Zim spends $32m on chicken cuts, bottled water, biscuits imports

mechanically deboned poultry cutsSenior Business Reporter
ZIMBABWE has spent $32 million in the first 10 months of the year importing mechanically deboned poultry cuts and offals, sweet biscuits and bottled water pushing the import bill to $5,2 billion.

The Zimbabwe Statistical Agency (Zimstat) revealed that South Africa remains the country’s largest trading partner. Zimbabwe imported goods worth $2,26 billion from the neighbouring country between January and October this year.

Online reports from South Africa indicate that during the period the country imported items worth $4,4 million mainly deboned chicken cuts and offals, sweet biscuits worth $9,49 million as well as $18,54 million of bottled water, flavoured and sweetened.
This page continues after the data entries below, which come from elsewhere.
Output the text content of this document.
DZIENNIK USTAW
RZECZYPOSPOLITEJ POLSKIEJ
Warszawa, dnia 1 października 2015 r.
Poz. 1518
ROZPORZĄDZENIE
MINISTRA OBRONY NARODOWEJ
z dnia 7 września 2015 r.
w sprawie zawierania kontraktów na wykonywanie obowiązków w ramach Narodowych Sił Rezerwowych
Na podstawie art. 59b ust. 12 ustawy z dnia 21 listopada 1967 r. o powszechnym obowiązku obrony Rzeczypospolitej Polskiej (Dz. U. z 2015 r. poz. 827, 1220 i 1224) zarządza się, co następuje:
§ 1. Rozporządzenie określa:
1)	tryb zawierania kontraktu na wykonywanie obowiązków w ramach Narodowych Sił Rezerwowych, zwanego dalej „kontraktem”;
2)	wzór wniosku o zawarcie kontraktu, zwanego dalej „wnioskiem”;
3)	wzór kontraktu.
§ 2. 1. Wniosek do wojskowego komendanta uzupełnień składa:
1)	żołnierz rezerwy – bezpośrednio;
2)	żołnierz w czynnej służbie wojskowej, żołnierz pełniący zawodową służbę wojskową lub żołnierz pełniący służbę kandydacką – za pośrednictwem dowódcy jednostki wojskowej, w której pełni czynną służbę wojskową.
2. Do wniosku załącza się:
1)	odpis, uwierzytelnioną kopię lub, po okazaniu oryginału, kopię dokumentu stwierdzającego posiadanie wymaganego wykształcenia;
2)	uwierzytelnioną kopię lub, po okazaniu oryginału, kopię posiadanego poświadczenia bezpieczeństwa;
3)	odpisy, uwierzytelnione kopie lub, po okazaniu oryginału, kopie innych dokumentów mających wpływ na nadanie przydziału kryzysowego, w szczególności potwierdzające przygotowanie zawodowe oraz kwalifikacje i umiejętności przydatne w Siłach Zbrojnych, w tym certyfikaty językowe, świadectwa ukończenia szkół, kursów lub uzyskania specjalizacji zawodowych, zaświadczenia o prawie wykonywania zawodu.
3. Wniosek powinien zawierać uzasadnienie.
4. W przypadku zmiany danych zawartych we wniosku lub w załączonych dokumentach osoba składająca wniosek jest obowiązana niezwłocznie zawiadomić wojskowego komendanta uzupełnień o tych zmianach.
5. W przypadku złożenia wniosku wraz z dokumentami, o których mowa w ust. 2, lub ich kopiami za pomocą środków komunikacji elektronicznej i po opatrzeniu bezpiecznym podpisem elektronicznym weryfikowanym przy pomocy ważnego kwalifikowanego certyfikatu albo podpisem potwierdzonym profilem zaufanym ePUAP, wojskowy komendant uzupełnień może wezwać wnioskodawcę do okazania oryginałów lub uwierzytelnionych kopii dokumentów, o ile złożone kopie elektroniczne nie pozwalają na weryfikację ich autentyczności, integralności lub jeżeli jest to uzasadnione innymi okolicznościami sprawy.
During the period under review, Zimbabwe exported goods valued at only $1,58 billion to different parts of the world, mainly raw minerals.

However, the first 10 months of the year saw Zimbabwe’s trade deficit narrowing by 23,6 percent to $2,87 billion from $3,76 billion in the comparable period last year.

The decline in trade balance has been attributed largely to business failure that has led to the drop in demand for imported capital goods.

Recently, the government increased tariffs on basic commodities in an effort to curb imports.

Owing to a host of challenges facing the economy among them, intermittent power supplies, liquidity constraints, antiquated machinery and stiff competition from imports, the local manufacturing sector has over the years struggled to stimulate productivity to competitive levels.

Industry representative body, the Confederation of Zimbabwe Industries (CZI) says at least $8 billion is needed by the manufacturing sector to replace outdated technology.

In its manufacturing sector survey report for this year, it says capacity utilisation in companies has dipped to 36,3 percent from 39,6 percent in 2013.